My heart flutters at the way his firm voice dips and goes uneasy at the end. He doesn’t look at me, only plays around with his spoon, running it against the rim of the bowl.
I hate how easy he’s making it for me by being this vulnerable and honest.
I hate myself, but I can’t stop.
Because I have to do this. I need these horrible feelings to go away, and this is the only way.
“Do you ever get…lonely?”
With his complexion, I can see the blush that appears on his cheeks and his neck, even down to his muscular shoulders and bulging traps, before they get hidden by his t-shirt. His hand stops moving, and I hear him swallow.

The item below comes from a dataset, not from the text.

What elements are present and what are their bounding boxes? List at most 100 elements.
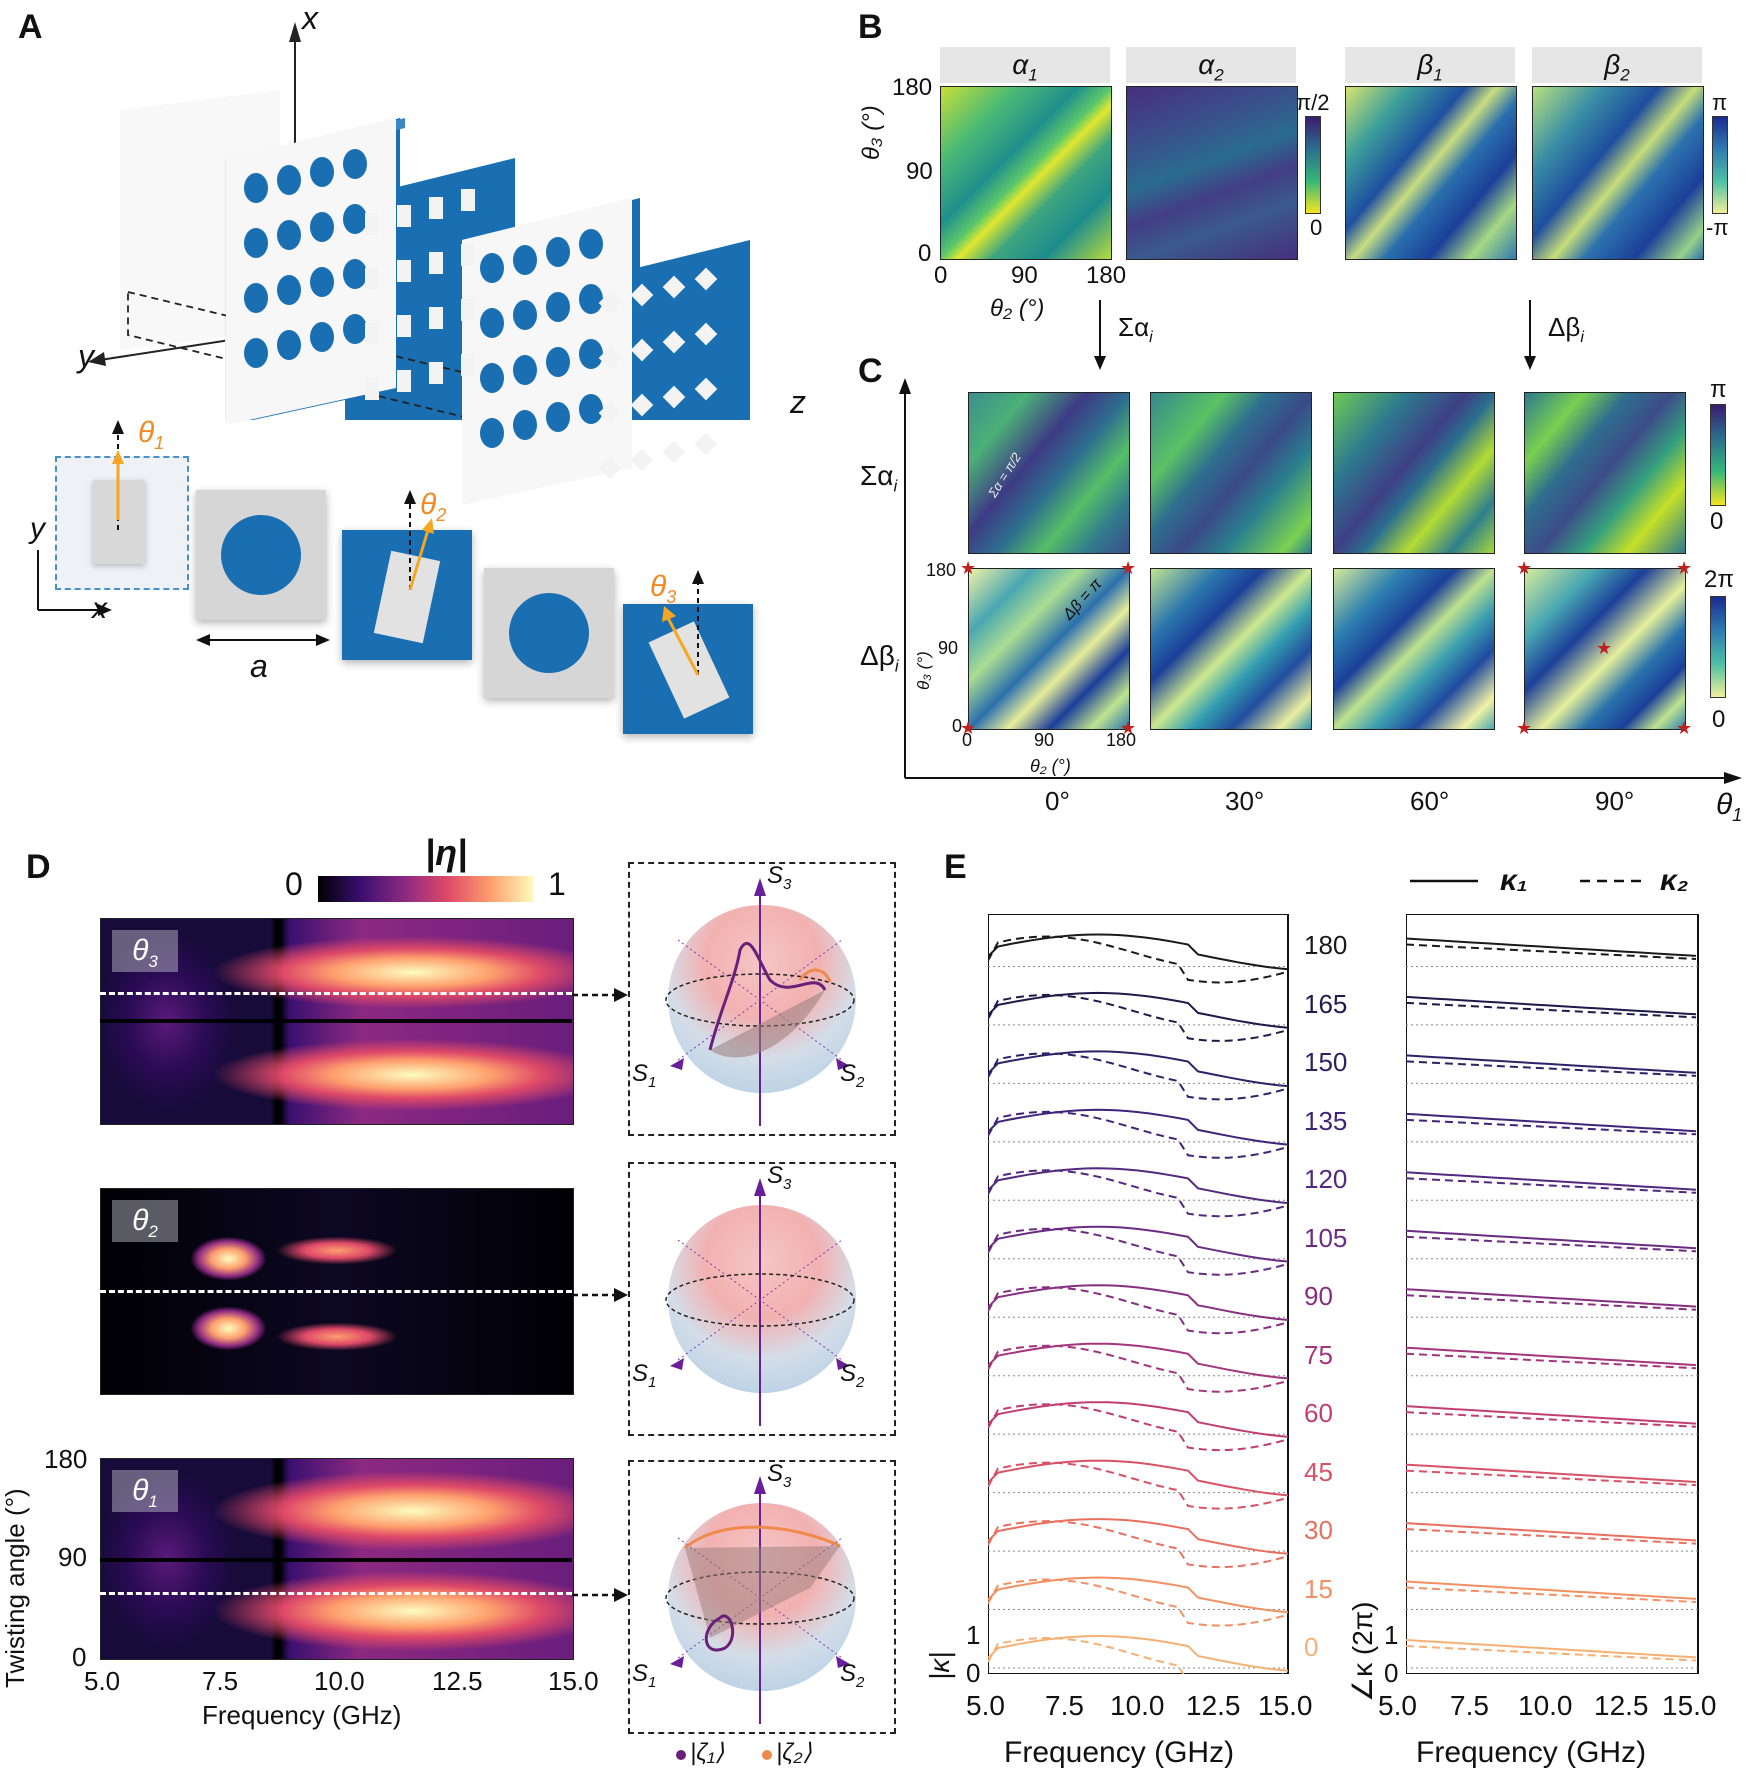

“Everybody gets lonely,” he says, the tender words nearly a whisper. His pheromones, no doubt released subconsciously, flow toward me, sweet and alluring.
“Have you had an alpha before?” I continue with my risky, direct questioning. Seems to be working so far. “I mean, how did you deal with your heats in the army?”
I think that the idea that my risque questions come from curiosity gives Rus back some confidence. He shifts in the seat and glances up at me, his cheeks still a little flushed. “You’re required to be on suppressants while you serve. It kind of messes up your body, but it’s the only way they allow venusfolk. It prevents, um…complications.”
“Oh. I didn’t know that,” I mutter.
It’s not like we’re animals who can’t control themselves. But betas are the majority of the population, so they can make whatever rules they want.
“I just focused on myself and the work I was given when I was in the service and… Well, anyway, most alphas have always been kind of intimidated by me, so…”
“That’s a shame,” I say, stretching out my leg under the table until it touches his. Rus quickly meets my fixed gaze and doesn’t move away, even though I can tell he’s conflicted about it. “I don’t see why they would be.”
I’m telling the truth. Maybe not for the best reasons, but I am.
Rus might not be what one imagines a regular omega to be, but that doesn’t matter. Everything about him is perfect in an unconventionally balanced way. His voice, his wide shoulders, his large hands, and his height—it all somehow fits with the softness that is inside. Nothing about him is performative; not a single thing he does exaggerated or insincere. I see it in those sweet, rich brown eyes, and that’s what makes him so attractive.